JLL has secured $77.1 million in financing for Commerce Yards, a planned 466,000-square-foot industrial park at 9401 Heinz Way in Commerce City. The capital stack, arranged for Lincoln Property Company, blends joint-venture equity with a construction loan and will bankroll three low-coverage warehouse buildings aimed at tenants that care as much about outdoor yard space and rail access as they do about square footage. The site sits roughly 15 minutes from Denver International Airport and about 20 minutes from downtown Denver.
According to JLL, the financing includes joint-venture equity from a confidential partner alongside a construction loan provided by First Horizon Bank.
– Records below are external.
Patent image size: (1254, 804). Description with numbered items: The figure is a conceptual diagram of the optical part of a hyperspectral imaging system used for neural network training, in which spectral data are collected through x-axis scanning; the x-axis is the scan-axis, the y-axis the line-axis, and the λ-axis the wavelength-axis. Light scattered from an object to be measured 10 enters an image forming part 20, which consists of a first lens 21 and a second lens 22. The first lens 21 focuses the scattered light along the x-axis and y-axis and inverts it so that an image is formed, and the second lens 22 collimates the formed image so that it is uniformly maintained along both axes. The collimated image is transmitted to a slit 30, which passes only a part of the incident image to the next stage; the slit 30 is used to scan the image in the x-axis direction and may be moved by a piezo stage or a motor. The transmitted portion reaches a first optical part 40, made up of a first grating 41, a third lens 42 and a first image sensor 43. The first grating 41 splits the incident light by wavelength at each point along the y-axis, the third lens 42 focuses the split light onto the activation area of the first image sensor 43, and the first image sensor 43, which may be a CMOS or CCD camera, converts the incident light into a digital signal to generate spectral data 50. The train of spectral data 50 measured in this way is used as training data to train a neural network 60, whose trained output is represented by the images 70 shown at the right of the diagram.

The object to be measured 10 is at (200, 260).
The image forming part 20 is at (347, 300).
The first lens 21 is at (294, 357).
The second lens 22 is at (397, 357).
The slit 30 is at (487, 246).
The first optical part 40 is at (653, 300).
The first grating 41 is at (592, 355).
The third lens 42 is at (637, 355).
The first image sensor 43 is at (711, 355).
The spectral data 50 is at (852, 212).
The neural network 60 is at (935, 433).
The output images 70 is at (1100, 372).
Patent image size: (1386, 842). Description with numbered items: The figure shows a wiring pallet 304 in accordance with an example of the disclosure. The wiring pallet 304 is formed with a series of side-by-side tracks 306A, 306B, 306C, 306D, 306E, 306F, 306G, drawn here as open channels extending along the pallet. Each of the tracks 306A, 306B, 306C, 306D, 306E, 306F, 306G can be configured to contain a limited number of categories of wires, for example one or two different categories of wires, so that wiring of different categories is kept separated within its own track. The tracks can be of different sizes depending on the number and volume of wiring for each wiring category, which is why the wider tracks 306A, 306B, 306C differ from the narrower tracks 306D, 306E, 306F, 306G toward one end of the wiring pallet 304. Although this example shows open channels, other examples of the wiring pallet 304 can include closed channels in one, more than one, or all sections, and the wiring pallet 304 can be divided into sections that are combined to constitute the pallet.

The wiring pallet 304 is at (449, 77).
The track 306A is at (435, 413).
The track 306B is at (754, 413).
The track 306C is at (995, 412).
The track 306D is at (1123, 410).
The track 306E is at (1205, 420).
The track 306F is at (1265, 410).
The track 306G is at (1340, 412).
The project covers 46 acres and will bring three buildings ranging from about 113,000 to 200,000 square feet, each planned with 28- to 32-foot clear heights, rear-load configurations, and roughly 4,000 amps of power. “The business plan at Commerce Yards is perfectly designed to capture a hole in the market,” Senior Managing Director Peter Merrion said in the release.
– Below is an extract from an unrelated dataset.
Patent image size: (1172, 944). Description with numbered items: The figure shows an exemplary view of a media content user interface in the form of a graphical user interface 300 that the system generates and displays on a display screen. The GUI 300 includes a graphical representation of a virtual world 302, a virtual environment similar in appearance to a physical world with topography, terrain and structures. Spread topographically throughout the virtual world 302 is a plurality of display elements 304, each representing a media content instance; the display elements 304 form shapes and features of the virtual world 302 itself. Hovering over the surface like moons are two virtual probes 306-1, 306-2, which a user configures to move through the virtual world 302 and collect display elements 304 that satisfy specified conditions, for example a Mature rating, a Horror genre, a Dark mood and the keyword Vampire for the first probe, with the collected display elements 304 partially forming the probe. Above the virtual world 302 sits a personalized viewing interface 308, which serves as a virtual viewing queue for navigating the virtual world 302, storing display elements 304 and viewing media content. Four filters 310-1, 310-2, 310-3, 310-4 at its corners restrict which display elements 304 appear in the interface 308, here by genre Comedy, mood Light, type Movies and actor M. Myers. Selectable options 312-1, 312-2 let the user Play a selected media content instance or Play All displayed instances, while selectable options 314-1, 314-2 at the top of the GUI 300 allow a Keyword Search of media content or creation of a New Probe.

Why The I‑76 Corridor Matters
The development lands in the I‑76 corridor, a growing logistics pocket that, according to Mile High CRE, is home to about 4,200 companies and a workforce where roughly 38.5% of residents are employed in trade, manufacturing, or other labor-intensive jobs. Those fundamentals, combined with the property’s location in an enterprise zone that offers tax benefits, are central to the pitch for construction, machinery, logistics, and energy users. Mile High CRE also reports that those target industries account for roughly 77% of the Northeast Denver industrial market, which helps explain the focus on heavy-duty users.
Site Specs And Timeline
JLL’s release lays out the site details: the 46-acre plan includes about 14 acres of secured outdoor yard space, is rail-serviceable, and carries zoning that allows up to 50% of the site to be used for outdoor storage. Construction is slated to begin in April 2026, with full project delivery expected by May 2027, according to JLL. The JLL Capital Markets team on the assignment featured Senior Managing Director Peter Merrion on the equity side and Leon McBroom and Jim Curtin handling the debt placement.
Listings Show Build-To-Suit Options
Marketing materials for Commerce Yards advertise build-to-suit flexibility, a range of yard sizes and specifications suited to heavier industrial users, all in line with the project’s low-coverage, yard-focused design. The Crexi listing for the property highlights divisible spaces, 28- to 32-foot clear heights, and potential BNSF rail service, reinforcing why the layout leans into outdoor storage and rear-load docks.
Lincoln’s Scott Caldwell said the project “delivers solutions that truly meet the needs of today’s companies,” a line that has been echoed in coverage of the deal. Fast-moving financing paired with a developer that has a national footprint signals investor confidence in northeast Denver’s industrial fundamentals, and the Commerce Yards capital stack could help plug a gap for yard-centric warehouses in the market, according to Mile High CRE.